しかし、フォカロルは死亡、天陵の御霊が持ち帰ったそうですよ?
これがどんな可能性を示しているか…あなたに分かりますか…?』
女性が振り向かずにそう言うと、アシュタロスの足が止まった。
『グシオン…やはり銃使いは貴様が始末しろ。
我は…より強き者と死合うことにしよう…!!』
アシュタロスはそう言うと、高らかに笑い声をあげて再び足を進めていった。
『ふっ…相変わらずですね…。まぁ私も、以前あの銃使いにはしつこく追われていましたから…このあたりで断ち切るのも一興…ですね』
グシオンは完全にアシュタロスが自分の視界から消えたときに、なぜだか楽しそうな口調でそう言った。
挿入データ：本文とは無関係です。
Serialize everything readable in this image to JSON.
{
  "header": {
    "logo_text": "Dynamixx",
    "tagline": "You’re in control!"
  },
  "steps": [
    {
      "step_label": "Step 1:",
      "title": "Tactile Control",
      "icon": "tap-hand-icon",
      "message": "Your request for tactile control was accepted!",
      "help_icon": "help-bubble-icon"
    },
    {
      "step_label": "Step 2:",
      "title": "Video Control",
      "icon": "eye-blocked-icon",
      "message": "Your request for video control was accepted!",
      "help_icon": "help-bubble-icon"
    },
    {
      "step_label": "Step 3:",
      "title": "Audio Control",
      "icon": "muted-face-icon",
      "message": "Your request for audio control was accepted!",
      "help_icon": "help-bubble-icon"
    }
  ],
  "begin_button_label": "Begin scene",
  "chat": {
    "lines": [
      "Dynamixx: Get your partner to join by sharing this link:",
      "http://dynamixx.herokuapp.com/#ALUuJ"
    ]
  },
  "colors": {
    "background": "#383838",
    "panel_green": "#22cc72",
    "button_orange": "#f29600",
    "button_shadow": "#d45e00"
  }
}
すると、アシュタロスが消えた方向とは逆方向から、時変者とはまた違った気配が二つほど感じられた。
『あら…客人ですか…。無粋なことで…』
グシオンは静かに二つの気配の方に向かっていった。
『…雑魚ですか…。
さぁ雷帝さん…早く来なければお仲間が次々と亡くなってしまいますよ…?』
そう言ったグシオンは、気配に向かって自身の持つ札を投げ飛ばした。